Director of the Mexican Network of Archaeology (“RMA”) and Researcher of the National Institute of Anthropology and History of Mexico in Tamaulipas State, Gustavo has devoted his life to the research and conservation of the archaeological heritage of northeastern Mexico and to its natural environment. One of his primary goals has been to better grasp the profound values of cultural expressions of many cultural periods, which makes the world more rich and interesting; and to champion the cause of mutual understanding and respect between peoples in order to help nurture tolerance between cultures and global peace. Writes Gustavo, “As social scientists, our work is not complete until we return the newly acquired knowledge perpetually being unearthed, back to the people to whom this rich heritage belongs.” Gustavo has excelled in disseminating such knowledge through a combination of highly regarded conferences and exhibitions, as well as with scientific and popular articles, in addition to the ten books he has written or co-written.

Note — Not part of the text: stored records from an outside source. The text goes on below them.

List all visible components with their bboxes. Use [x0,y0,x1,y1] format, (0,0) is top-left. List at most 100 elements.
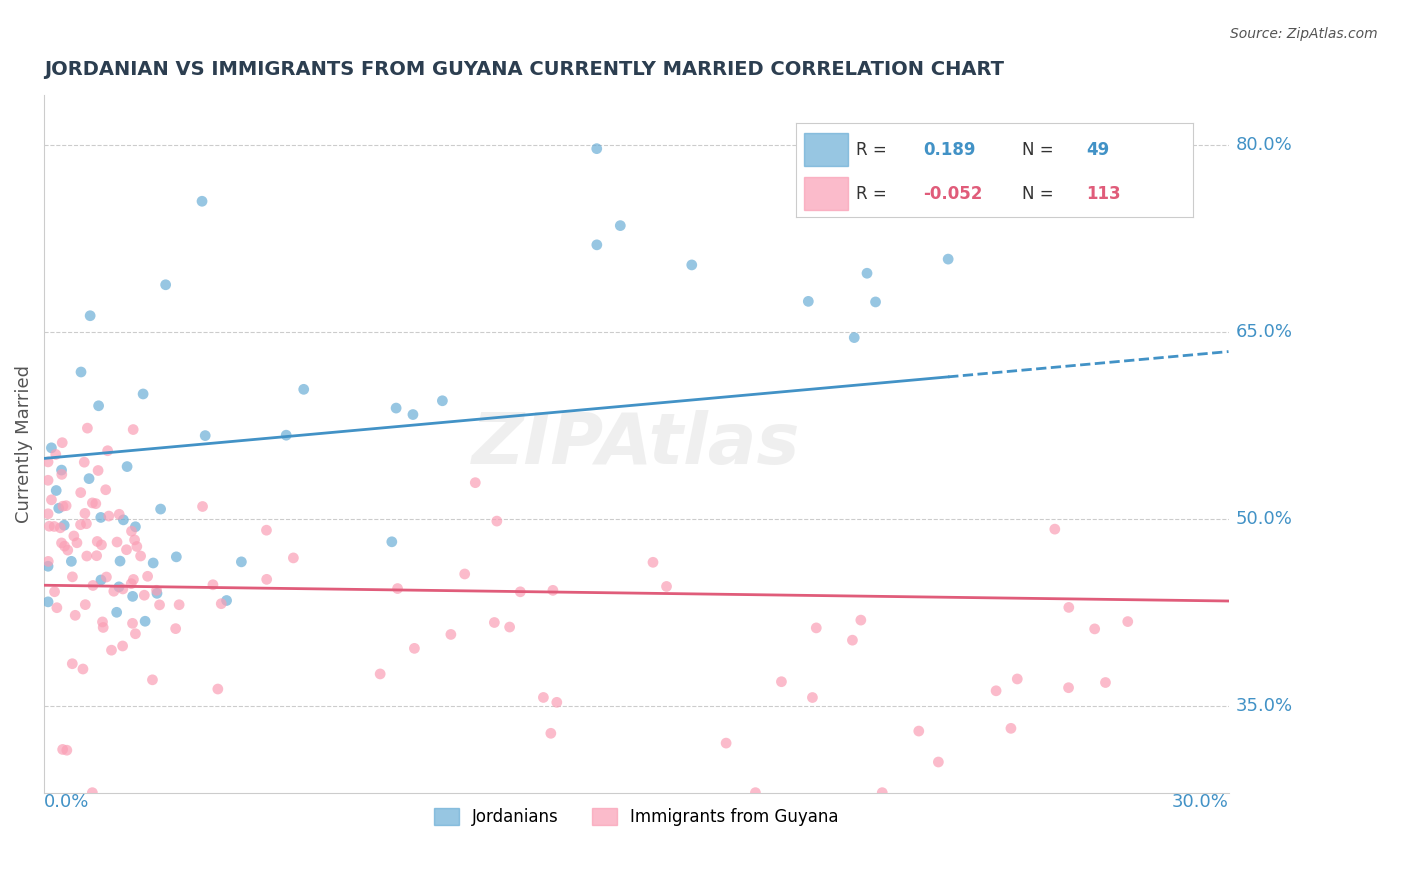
Point [90,538,112,552]
Point [63,529,86,543]
Point [45,483,67,498]
Point [165,622,187,636]
Point [115,459,138,474]
Point [641,555,664,569]
Point [927,755,949,769]
Point [69,485,91,500]
Point [60,554,83,568]
Point [870,786,893,800]
Point [53,518,76,533]
Point [484,615,506,630]
Point [841,633,863,648]
Point [41,492,63,507]
Point [1007,672,1029,686]
Point [105,535,128,549]
Point [124,626,146,640]
Point [1094,675,1116,690]
Point [115,542,138,557]
Point [914,192,936,206]
Point [142,556,165,570]
Point [121,524,143,538]
Point [498,620,520,634]
Text: 50.0%: 50.0% [1236,509,1292,528]
Point [546,695,568,709]
Point [82,496,104,510]
Point [120,576,142,591]
Point [79,309,101,323]
Point [108,554,131,568]
Point [387,582,409,596]
Point [75,598,97,612]
Point [890,138,912,153]
Point [609,219,631,233]
Point [90,573,112,587]
Point [53,539,76,553]
Point [191,194,214,209]
Point [37,554,59,568]
Point [103,584,125,599]
Point [531,690,554,705]
Point [73,455,96,469]
Point [145,583,167,598]
Point [801,690,824,705]
Point [797,294,820,309]
Point [51,463,73,477]
Point [111,582,134,596]
Point [51,536,73,550]
Point [37,473,59,487]
Point [404,641,426,656]
Point [60,657,83,671]
Point [69,517,91,532]
Point [73,507,96,521]
Legend: Jordanians, Immigrants from Guyana: Jordanians, Immigrants from Guyana [427,802,845,833]
Point [485,514,508,528]
Text: 30.0%: 30.0% [1171,793,1229,811]
Text: 65.0%: 65.0% [1236,323,1292,341]
Point [849,613,872,627]
Point [368,667,391,681]
Point [155,277,177,292]
Point [124,520,146,534]
Point [1043,522,1066,536]
Point [72,662,94,676]
Point [201,578,224,592]
Point [86,549,108,563]
Point [65,608,87,623]
Point [194,428,217,442]
Point [132,387,155,401]
Point [283,550,305,565]
Y-axis label: Currently Married: Currently Married [15,365,32,523]
Point [90,510,112,524]
Point [129,549,152,563]
Point [714,736,737,750]
Point [45,447,67,461]
Point [770,674,793,689]
Point [55,499,77,513]
Point [97,443,120,458]
Text: ZIPAtlas: ZIPAtlas [472,409,800,478]
Point [60,570,83,584]
Point [844,330,866,344]
Point [256,523,278,537]
Point [1116,615,1139,629]
Point [165,549,187,564]
Point [87,399,110,413]
Point [121,616,143,631]
Point [51,467,73,482]
Point [509,584,531,599]
Point [66,535,89,549]
Point [76,421,98,435]
Text: JORDANIAN VS IMMIGRANTS FROM GUYANA CURRENTLY MARRIED CORRELATION CHART: JORDANIAN VS IMMIGRANTS FROM GUYANA CURR… [44,60,1004,78]
Point [121,590,143,604]
Point [167,598,190,612]
Point [112,513,135,527]
Point [105,605,128,619]
Point [806,621,828,635]
Point [134,614,156,628]
Point [276,428,298,442]
Point [86,534,108,549]
Point [207,681,229,696]
Point [231,555,253,569]
Point [1057,681,1080,695]
Point [540,726,562,740]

Gustavo has also developed the concept, design and actual script for the Museum of Huastec Culture (2003), in the city of Tampico, Mexico. This gorgeous contemporary museum provides a unique window on the material, artistic and spiritual expressions of the Huastecan people. It reveals their living culture, as well as the continuing processes of change and adaptation from the remote past until now, where Huastecan Nature – depicted as Goddess Teem or Mother Earth - plays a main role. This museum is a space for reflection, learning and appreciation of the Huastec Indians of today and their contributions to Mexican history and culture.

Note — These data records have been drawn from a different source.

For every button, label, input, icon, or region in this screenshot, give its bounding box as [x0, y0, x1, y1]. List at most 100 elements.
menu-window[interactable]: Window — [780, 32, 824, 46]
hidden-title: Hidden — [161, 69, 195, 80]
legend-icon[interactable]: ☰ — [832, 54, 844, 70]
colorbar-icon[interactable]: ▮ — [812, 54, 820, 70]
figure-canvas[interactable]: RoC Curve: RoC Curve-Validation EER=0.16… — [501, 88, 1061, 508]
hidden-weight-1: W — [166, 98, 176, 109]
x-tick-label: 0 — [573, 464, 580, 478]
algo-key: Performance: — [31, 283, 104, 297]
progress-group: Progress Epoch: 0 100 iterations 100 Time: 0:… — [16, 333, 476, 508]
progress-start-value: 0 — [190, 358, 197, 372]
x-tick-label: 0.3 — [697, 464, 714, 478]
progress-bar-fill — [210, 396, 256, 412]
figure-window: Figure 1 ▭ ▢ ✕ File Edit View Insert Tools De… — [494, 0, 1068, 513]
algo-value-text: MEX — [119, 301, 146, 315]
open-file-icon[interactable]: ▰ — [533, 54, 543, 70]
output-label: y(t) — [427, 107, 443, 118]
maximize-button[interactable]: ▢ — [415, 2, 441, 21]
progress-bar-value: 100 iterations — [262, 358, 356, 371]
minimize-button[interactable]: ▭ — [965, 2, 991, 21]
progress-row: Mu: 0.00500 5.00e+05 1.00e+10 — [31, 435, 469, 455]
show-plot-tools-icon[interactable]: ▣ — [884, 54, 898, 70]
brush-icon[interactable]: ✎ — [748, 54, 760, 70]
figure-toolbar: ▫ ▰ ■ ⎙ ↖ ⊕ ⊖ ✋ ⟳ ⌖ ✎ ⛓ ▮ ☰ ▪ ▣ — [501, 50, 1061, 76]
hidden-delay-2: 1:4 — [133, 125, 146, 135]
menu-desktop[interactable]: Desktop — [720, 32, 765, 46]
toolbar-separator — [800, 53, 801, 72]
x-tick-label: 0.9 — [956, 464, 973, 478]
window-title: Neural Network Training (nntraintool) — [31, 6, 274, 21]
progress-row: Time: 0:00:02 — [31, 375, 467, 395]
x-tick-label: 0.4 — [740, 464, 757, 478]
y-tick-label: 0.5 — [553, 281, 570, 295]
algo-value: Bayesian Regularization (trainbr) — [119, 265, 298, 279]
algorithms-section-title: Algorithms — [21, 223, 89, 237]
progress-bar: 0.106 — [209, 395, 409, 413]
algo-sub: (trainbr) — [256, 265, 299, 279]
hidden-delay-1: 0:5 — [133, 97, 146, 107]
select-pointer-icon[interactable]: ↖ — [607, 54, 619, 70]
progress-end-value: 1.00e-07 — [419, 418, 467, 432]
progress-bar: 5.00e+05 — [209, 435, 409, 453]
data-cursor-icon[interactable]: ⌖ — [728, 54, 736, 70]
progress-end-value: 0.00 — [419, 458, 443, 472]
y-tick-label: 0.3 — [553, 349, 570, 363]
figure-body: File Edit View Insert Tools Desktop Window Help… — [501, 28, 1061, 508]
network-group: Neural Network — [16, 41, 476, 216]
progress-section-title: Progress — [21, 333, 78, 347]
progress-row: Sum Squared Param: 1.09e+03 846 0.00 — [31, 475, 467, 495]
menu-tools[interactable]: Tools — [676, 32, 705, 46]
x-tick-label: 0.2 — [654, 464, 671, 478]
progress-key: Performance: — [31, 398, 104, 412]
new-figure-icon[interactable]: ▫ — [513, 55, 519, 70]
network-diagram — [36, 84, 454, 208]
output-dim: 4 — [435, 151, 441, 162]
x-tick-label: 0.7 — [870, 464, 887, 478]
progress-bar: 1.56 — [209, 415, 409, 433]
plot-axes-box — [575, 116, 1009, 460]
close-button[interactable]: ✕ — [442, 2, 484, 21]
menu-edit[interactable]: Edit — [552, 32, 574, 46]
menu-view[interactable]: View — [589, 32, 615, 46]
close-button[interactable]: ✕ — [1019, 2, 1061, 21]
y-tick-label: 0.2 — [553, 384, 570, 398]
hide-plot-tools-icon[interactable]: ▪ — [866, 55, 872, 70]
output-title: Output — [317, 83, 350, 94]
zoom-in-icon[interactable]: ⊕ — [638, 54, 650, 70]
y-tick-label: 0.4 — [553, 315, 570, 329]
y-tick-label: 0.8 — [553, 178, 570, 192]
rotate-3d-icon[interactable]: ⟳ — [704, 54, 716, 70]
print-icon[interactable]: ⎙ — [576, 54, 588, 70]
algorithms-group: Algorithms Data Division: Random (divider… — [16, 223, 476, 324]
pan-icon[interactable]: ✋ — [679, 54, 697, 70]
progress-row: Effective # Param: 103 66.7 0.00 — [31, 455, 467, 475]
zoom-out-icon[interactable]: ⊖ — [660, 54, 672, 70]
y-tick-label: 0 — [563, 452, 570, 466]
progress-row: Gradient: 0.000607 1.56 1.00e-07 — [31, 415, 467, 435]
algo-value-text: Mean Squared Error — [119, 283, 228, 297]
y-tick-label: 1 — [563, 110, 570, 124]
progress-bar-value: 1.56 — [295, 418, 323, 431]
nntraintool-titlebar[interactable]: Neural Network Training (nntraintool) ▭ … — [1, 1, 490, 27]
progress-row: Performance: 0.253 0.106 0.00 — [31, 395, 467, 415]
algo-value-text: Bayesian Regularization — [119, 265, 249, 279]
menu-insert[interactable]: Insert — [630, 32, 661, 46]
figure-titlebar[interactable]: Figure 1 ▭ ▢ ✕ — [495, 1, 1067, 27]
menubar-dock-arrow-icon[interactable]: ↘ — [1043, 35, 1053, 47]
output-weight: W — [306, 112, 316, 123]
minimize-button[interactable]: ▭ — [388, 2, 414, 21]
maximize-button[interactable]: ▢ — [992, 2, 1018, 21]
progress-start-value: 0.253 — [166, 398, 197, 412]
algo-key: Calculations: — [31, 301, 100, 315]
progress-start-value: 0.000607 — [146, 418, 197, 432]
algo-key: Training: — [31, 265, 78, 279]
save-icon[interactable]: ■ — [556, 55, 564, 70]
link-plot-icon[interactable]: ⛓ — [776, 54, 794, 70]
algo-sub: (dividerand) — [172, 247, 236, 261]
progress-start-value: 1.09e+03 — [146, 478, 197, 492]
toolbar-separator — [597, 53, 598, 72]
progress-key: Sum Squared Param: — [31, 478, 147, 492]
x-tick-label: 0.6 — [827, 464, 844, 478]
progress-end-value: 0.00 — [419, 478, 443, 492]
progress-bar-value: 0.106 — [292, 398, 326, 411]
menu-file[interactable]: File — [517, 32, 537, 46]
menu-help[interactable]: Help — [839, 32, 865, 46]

As part of his work, Gustavo Ramírez Castilla has promoted increased ties with American researchers, with workshops between the Center of Archaeological Research at the University of Texas at San Antonio and the INAH Tamaulipas, and the International Colloquium of Northeastern Mexico and Texas held from 2005 until now. In 2009 he created what is called the Red Mexicana de Arqueologia (Mexican Network of Archaeology), a Social Network devoted to the free interchange of information between professional archaeologists and other related fields. The RMA has over 3600 members all over the world, including students, professionals and other interested parties. Its services include research tools, forums, news, events and job offerings, among others. RMA is now a referent for Mexican archaeology and is helping to spread the knowledge and to connect students with professionals. In addition, this critical RMA has drawn attention to the necessity of promoting natural and bio-cultural heritage, as well pointing to the vulnerability to vandals of in situ archaeological materials.
Most recently, Gustavo has been intimately involved in the work to grasp the mystery of nearly 5,000 recently discovered ancient rock paintings throughout northeastern Mexico, painted by several tribes unknown in Mexico to this day – and dating perhaps to over 3,000 years ago. Many of the paintings, in several colors and forms, depict aspects of nature and of plant and animal life.